The lengthy denial from the DEA referred to ‘proof of concept’ studies, which indicate effective treatment of chronic neuropathic pain, spasticity caused by MS, and treatment of asthma and appetite in HIV patients.
Supply more robust weed
DEA registered manufacturers were asked to supply ‘more varied and robust’ cannabis of a research grade. The DEA, FDA and NIDA issued a press release saying they are committed to facilitating research into marijuana and its components.
The same press release stated there is no medicinal use for marijuana that would warrant a more lenient classification. Just for the record, opioids are schedule 2, a grade lighter than cannabis, but resulted in 14,000 deaths in the U.S. in 2014 according to Centers for Disease Control and Prevention.
All citizens would like laws to protect them from what is harmful, allowing them access to what is beneficial. Marijuana has both harmful and beneficial aspects.
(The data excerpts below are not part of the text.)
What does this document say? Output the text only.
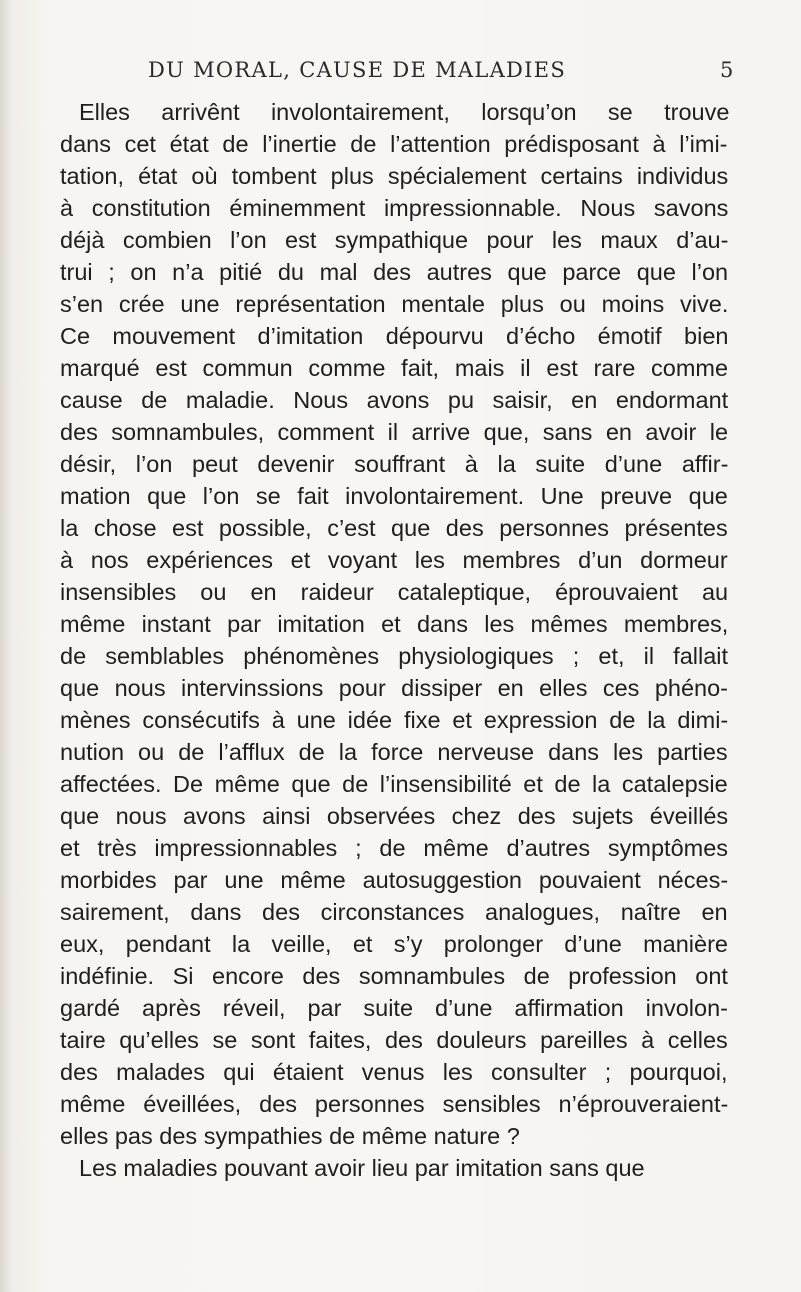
DU MORAL, CAUSE DE MALADIES	5
Elles arrivênt involontairement, lorsqu’on se trouve
dans cet état de l’inertie de l’attention prédisposant à l’imi-
tation, état où tombent plus spécialement certains individus
à constitution éminemment impressionnable. Nous savons
déjà combien l’on est sympathique pour les maux d’au-
trui ; on n’a pitié du mal des autres que parce que l’on
s’en crée une représentation mentale plus ou moins vive.
Ce mouvement d’imitation dépourvu d’écho émotif bien
marqué est commun comme fait, mais il est rare comme
cause de maladie. Nous avons pu saisir, en endormant
des somnambules, comment il arrive que, sans en avoir le
désir, l’on peut devenir souffrant à la suite d’une affir-
mation que l’on se fait involontairement. Une preuve que
la chose est possible, c’est que des personnes présentes
à nos expériences et voyant les membres d’un dormeur
insensibles ou en raideur cataleptique, éprouvaient au
même instant par imitation et dans les mêmes membres,
de semblables phénomènes physiologiques ; et, il fallait
que nous intervinssions pour dissiper en elles ces phéno-
mènes consécutifs à une idée fixe et expression de la dimi-
nution ou de l’afflux de la force nerveuse dans les parties
affectées. De même que de l’insensibilité et de la catalepsie
que nous avons ainsi observées chez des sujets éveillés
et très impressionnables ; de même d’autres symptômes
morbides par une même autosuggestion pouvaient néces-
sairement, dans des circonstances analogues, naître en
eux, pendant la veille, et s’y prolonger d’une manière
indéfinie. Si encore des somnambules de profession ont
gardé après réveil, par suite d’une affirmation involon-
taire qu’elles se sont faites, des douleurs pareilles à celles
des malades qui étaient venus les consulter ; pourquoi,
même éveillées, des personnes sensibles n’éprouveraient-
elles pas des sympathies de même nature ?
Les maladies pouvant avoir lieu par imitation sans que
States have developed laws to allow medicinal and recreational use, but federal law won’t budge.
Rule against cases
The Federal Ninth Circuit Court of Appeals ruled against the U.S. in 10 cases this week where defendants maintained they operated in full adherence to state laws in California and Washington, even if they were violating federal law.
Defense was based on an appropriation bill, which prohibits the Department of Justice wasting money on preventing states from implementing their own marijuana laws. Defense argued it is a waste of money to prosecute, so the criminal cases were put on hold. Clearly, the hope is that Congress won’t authorize funding, and that these cases will be dismissed on the basis of denial of the right to a speedy trial.
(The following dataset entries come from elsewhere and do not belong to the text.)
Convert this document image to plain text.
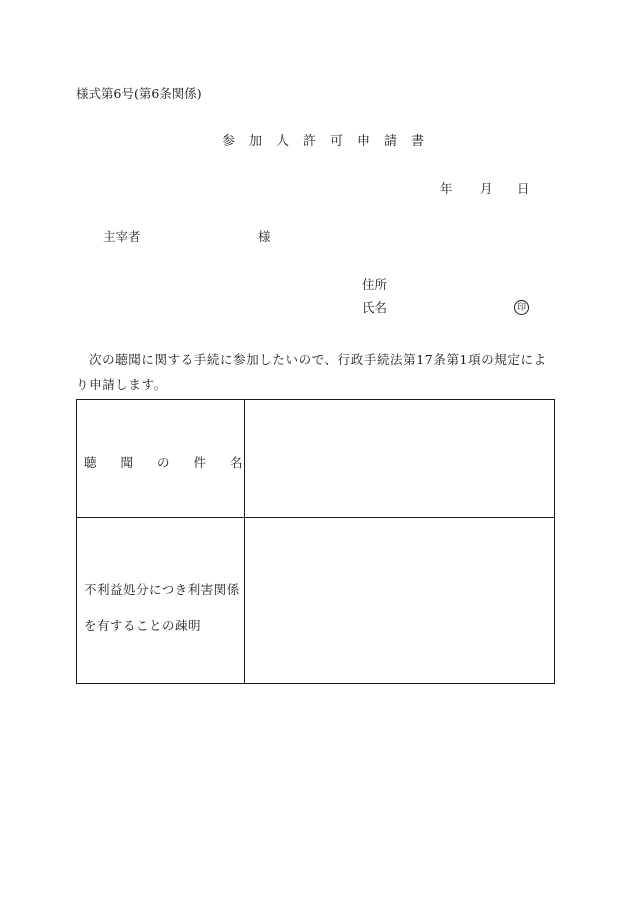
様式第6号(第6条関係)
参加人許可申請書
年 月 日
主宰者	様
住所
氏名	印
次の聴聞に関する手続に参加したいので、行政手続法第17条第1項の規定により申請します。
聴聞の件名
不利益処分につき利害関係
を有することの疎明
The turmoil of the last few weeks lead to the following conclusions: States can pass their own laws on Marijuana. Marijuana remains Schedule 1, along with the most dangerous drugs with no legitimate medicinal use. More cultivation of research-grade marijuana is allowed by the DEA. The federal government can’t pay to prosecute alleged violations of federal marijuana laws if in conflict with state laws despite schedule 1 classification.
Hopefully, marijuana will be classified to provide society with the benefits it seeks from medicines and drugs. Legislators are encouraged to fund research and education on awareness of the positive and negative aspects of drugs.
The DEA and cannabis
The DEA’s stance on cannabis is confusing and contradictory at this stage, and it is hoped that medical research will finally clarify the medical uses cannabis can be put to for the good of humanity.